Im Mai 2026 ist die Zahl der Arbeitslosen im Vergleich zum Vormonat April um 222 Personen bzw. um 4,3 Prozent gesunken. Damit waren 4.970 Personen im Landkreis Stendal arbeitslos gemeldet. Die Arbeitslosenquote betrug 9,3 Prozent.
„Die Arbeitslosigkeit ist im Mai zurückgegangen, bleibt aber aufgrund der wirtschaftlichen und geopolitischen Herausforderungen hoch“ erklärt Matthias Kaschte, Leiter der Agentur für Arbeit Sachsen-Anhalt Nord.
„Die Einstellungsbereitschaft der Unternehmen ist je nach Branche sehr unterschiedlich.

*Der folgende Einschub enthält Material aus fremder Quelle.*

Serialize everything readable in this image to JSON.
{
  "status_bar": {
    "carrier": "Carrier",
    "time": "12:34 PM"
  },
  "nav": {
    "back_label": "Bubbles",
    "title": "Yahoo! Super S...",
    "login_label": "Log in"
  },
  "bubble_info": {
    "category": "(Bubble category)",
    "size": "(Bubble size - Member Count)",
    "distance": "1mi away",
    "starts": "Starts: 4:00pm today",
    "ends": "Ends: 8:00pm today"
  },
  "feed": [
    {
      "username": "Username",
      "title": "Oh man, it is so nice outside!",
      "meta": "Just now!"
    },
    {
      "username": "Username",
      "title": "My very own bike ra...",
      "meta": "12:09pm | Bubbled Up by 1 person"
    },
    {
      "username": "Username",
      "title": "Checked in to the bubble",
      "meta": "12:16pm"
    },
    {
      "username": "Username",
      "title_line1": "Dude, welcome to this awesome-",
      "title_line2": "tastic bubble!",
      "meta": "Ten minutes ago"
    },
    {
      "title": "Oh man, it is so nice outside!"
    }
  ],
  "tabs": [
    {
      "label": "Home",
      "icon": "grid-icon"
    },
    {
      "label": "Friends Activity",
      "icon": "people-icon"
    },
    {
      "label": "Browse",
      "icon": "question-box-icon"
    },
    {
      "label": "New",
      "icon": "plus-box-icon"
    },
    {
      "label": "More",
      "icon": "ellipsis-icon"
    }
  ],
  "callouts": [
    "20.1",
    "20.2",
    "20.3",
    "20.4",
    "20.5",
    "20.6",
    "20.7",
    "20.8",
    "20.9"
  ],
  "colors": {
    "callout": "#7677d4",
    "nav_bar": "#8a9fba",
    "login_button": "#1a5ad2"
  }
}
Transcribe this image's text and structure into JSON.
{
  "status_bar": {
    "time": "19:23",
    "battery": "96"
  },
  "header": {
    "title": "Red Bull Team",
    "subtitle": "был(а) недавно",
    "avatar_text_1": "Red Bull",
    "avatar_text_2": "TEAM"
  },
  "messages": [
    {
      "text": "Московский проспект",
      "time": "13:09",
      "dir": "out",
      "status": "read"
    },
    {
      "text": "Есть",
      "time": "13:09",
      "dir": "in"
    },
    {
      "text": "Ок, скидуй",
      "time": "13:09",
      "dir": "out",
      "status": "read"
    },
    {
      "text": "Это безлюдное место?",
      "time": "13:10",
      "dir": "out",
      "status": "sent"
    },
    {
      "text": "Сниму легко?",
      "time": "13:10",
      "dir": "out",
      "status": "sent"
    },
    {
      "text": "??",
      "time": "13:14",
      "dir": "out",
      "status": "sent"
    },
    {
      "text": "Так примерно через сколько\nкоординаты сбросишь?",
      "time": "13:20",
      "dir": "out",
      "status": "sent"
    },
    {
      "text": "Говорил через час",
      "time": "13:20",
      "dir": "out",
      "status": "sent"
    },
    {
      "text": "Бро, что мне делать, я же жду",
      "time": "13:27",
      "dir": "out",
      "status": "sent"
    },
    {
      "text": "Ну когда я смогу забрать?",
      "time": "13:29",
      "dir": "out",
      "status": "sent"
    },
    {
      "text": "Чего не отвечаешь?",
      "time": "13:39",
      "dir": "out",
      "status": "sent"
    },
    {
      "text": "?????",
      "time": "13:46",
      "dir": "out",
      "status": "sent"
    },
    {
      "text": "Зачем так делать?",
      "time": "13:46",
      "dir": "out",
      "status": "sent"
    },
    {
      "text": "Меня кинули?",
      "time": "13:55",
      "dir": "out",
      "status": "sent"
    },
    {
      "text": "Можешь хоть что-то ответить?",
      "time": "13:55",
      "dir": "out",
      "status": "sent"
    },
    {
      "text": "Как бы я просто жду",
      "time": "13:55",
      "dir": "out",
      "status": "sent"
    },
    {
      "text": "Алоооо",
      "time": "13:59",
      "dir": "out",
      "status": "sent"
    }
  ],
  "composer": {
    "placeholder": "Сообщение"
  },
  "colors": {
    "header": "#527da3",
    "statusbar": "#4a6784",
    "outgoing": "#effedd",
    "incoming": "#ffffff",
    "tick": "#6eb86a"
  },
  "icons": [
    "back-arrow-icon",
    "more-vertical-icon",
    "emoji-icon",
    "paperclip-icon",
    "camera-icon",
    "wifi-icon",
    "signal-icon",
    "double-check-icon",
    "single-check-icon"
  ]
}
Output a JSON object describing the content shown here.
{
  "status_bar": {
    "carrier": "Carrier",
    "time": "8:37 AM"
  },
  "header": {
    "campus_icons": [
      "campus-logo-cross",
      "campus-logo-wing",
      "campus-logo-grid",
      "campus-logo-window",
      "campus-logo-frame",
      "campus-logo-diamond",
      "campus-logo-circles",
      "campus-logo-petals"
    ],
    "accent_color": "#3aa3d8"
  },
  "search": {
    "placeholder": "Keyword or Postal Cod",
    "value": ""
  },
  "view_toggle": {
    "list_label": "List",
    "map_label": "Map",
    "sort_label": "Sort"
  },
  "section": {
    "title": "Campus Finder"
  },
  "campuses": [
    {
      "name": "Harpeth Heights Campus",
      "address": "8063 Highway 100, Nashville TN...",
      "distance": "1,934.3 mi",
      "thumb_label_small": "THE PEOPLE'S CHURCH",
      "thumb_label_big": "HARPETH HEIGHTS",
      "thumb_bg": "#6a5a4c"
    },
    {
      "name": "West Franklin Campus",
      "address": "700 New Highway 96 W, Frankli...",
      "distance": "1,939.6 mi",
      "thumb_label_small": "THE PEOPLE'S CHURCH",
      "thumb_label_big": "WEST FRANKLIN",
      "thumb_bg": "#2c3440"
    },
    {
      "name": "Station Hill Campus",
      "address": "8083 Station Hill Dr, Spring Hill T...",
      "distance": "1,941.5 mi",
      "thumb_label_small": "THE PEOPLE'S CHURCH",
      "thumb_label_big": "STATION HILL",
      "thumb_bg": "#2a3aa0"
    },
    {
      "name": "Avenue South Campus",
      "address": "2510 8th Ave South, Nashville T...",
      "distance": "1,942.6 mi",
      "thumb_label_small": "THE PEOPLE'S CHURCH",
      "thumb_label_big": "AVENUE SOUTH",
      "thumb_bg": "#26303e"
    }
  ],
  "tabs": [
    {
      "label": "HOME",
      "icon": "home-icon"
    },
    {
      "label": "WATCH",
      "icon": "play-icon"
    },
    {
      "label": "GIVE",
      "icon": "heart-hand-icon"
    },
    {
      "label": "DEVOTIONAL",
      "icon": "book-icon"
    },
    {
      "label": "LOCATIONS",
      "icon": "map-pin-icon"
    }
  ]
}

Eine neue Arbeitsstelle zu finden ist daher kein Selbstläufer. Je besser die Qualifikation, desto besser sind aber die Chancen. Damit sich aber die Arbeitslosigkeit, besonders geringqualifizierter Menschen, nicht verfestigt, setzen wir weiter auf Investition in individuelle Betreuung, Vermittlung und Qualifizierung“, ergänzt er.
Arbeitslosigkeit im Vorjahresvergleich
Im Mai 2025 betrug die Arbeitslosenquote ebenfalls 9,3 Prozent und es waren 4.979 Personen arbeitslos gemeldet.
Unterbeschäftigung
Der Blick auf die Unterbeschäftigung zeichnet ein umfassendes Bild von der Verfassung des Arbeitsmarktes. Denn hier werden neben Arbeitslosen auch Teilnehmer in Maßnahmen, Weiterbildungen, Vorruhestandsregelungen und arbeitsunfähig erkrankte Arbeitslose erfasst.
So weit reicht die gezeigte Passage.